The word Science comes from Latin word "scientia" meaning "knowledge" and in the broadest sense it is any systematic knowledge-base or prescriptive practice being capable of resulting in prediction. This is why science is termed as highly skilled technique or practice. However, in more contemporary terms, science is a system of acquiring knowledge based on scientific process or method in order to organize body of knowledge gained through research. Science remains a continuing effort on the part of human being to discover and increase knowledge through research. Scientists can make observations, record measureable data related to their observations, analyze the information in hand in order to construct theoretical explanations of phenomenon involved.

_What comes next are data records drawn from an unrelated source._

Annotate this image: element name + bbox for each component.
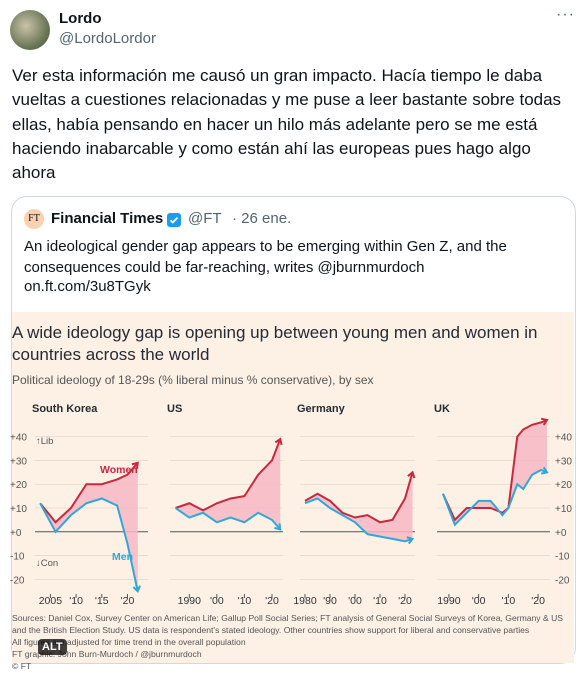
- quote-card[interactable]: [11, 196, 576, 664]
- arrowhead: [540, 466, 549, 475]
- y-tick-label: +10: [10, 504, 27, 515]
- x-tick-label: '10: [238, 595, 252, 607]
- arrowhead: [540, 417, 549, 426]
- x-tick-label: '20: [121, 595, 135, 607]
- quote-text: An ideological gender gap appears to be …: [24, 238, 507, 276]
- panel-title: Germany: [297, 403, 346, 415]
- series-line: [304, 472, 414, 524]
- arrowhead: [131, 461, 139, 469]
- x-tick-label: 1990: [178, 595, 202, 607]
- series-line: [174, 507, 281, 531]
- y-tick-label: +40: [10, 433, 27, 444]
- handle[interactable]: @LordoLordor: [59, 30, 156, 47]
- arrowhead: [274, 523, 282, 531]
- x-tick-label: '00: [210, 595, 224, 607]
- arrowhead: [406, 536, 415, 545]
- x-tick-label: '20: [531, 595, 545, 607]
- gap-area: [175, 439, 281, 530]
- display-name[interactable]: Lordo: [59, 10, 102, 27]
- alt-badge[interactable]: ALT: [38, 639, 67, 655]
- source-line: Sources: Daniel Cox, Survey Center on Am…: [12, 613, 564, 635]
- quote-date: · 26 ene.: [232, 210, 292, 227]
- source-line: All figures are adjusted for time trend …: [12, 637, 246, 647]
- series-line: [175, 438, 282, 512]
- series-line: [304, 497, 413, 543]
- x-tick-label: 2005: [39, 595, 63, 607]
- x-tick-label: '00: [348, 595, 362, 607]
- source-line: FT graphic: John Burn-Murdoch / @jburnmu…: [12, 649, 202, 659]
- series-line: [39, 497, 139, 592]
- x-tick-label: '10: [69, 595, 83, 607]
- series-label: Women: [100, 464, 138, 476]
- quote-avatar[interactable]: FT: [24, 209, 44, 229]
- more-button[interactable]: ···: [556, 6, 575, 23]
- x-tick-label: '10: [502, 595, 516, 607]
- avatar[interactable]: [10, 10, 50, 50]
- y-tick-label: +20: [555, 480, 572, 491]
- y-tick-label: +20: [10, 480, 27, 491]
- x-tick-label: 1980: [293, 595, 317, 607]
- figure-title: A wide ideology gap is opening up betwee…: [12, 323, 538, 364]
- y-tick-label: +10: [555, 504, 572, 515]
- verified-badge: [167, 213, 181, 227]
- x-tick-label: '15: [95, 595, 109, 607]
- series-line: [39, 462, 139, 524]
- x-tick-label: 1990: [437, 595, 461, 607]
- source-line: © FT: [12, 661, 32, 671]
- y-tick-label: +30: [10, 456, 27, 467]
- figure-sources: Sources: Daniel Cox, Survey Center on Am…: [12, 612, 572, 672]
- y-tick-label: -20: [10, 575, 25, 586]
- quote-handle: @FT: [188, 210, 222, 227]
- y-tick-label: +40: [555, 433, 572, 444]
- arrowhead: [407, 470, 416, 479]
- series-line: [442, 468, 548, 527]
- gap-area: [40, 462, 138, 592]
- gap-area: [442, 420, 548, 525]
- x-tick-label: '20: [265, 595, 279, 607]
- panel-title: UK: [434, 403, 450, 415]
- figure-subtitle: Political ideology of 18-29s (% liberal …: [12, 373, 374, 387]
- y-tick-label: +0: [555, 528, 567, 539]
- annotation: ↑Lib: [36, 436, 53, 447]
- y-tick-label: +30: [555, 456, 572, 467]
- x-tick-label: '00: [472, 595, 486, 607]
- tweet-text: Ver esta información me causó un gran im…: [12, 66, 562, 183]
- annotation: ↓Con: [36, 558, 58, 569]
- y-tick-label: -10: [10, 552, 25, 563]
- arrowhead: [132, 585, 141, 593]
- x-tick-label: '90: [323, 595, 337, 607]
- arrowhead: [274, 437, 283, 446]
- y-tick-label: -20: [555, 575, 570, 586]
- quote-link[interactable]: on.ft.com/3u8TGyk: [24, 278, 151, 295]
- x-tick-label: '10: [373, 595, 387, 607]
- x-tick-label: '20: [398, 595, 412, 607]
- gap-area: [305, 472, 413, 542]
- y-tick-label: +0: [10, 528, 22, 539]
- y-tick-label: -10: [555, 552, 570, 563]
- quote-name[interactable]: Financial Times: [51, 210, 164, 227]
- panel-title: South Korea: [32, 403, 98, 415]
- panel-title: US: [167, 403, 182, 415]
- series-label: Men: [112, 551, 133, 563]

Man's respect for knowledge is one of his most peculiar characteristics. Science came to be the name of the most respectable kind of knowledge. But what distinguishes knowledge from superstition, ideology or pseudoscience? The Catholic Church excommunicated Copernicans, the Communist Party persecuted Mendelians on the ground that their doctrines were pseudoscientific. The demarcation between science and pseudoscience is not merely a problem of armchair philosophy: it is of vital social and political relevance. Many philosophers have tried to solve the problem of demarcation in the following terms: a statement constitutes knowledge if many people believe it sufficiently strongly. But the history of thought shows us that many people were totally committed to absurd beliefs. If the strength of beliefs were a hallmark of knowledge, we should have to rank some tales about demons, angels, devils, and of heaven and hell as knowledge. Scientists, on the other hand, are very skeptical even of their best theories. Newton's is the most powerful theory science has yet produced, but Newton himself never believed that bodies attract each other at a distance. So no degree of commitment to beliefs makes them knowledge. Indeed, the hallmark of scientific behaviour is a certain skepticism even towards one's most cherished theories. Blind commitment to a theory is not an intellectual virtue: it is an intellectual crime. Thus a statement may be pseudoscientific even if it is eminently 'plausible' and everybody believes in it, and it may be scientifically valuable even if it is unbelievable and nobody believes in it. A theory may even be of supreme scientific value even if no one understands it, let alone believes it [5].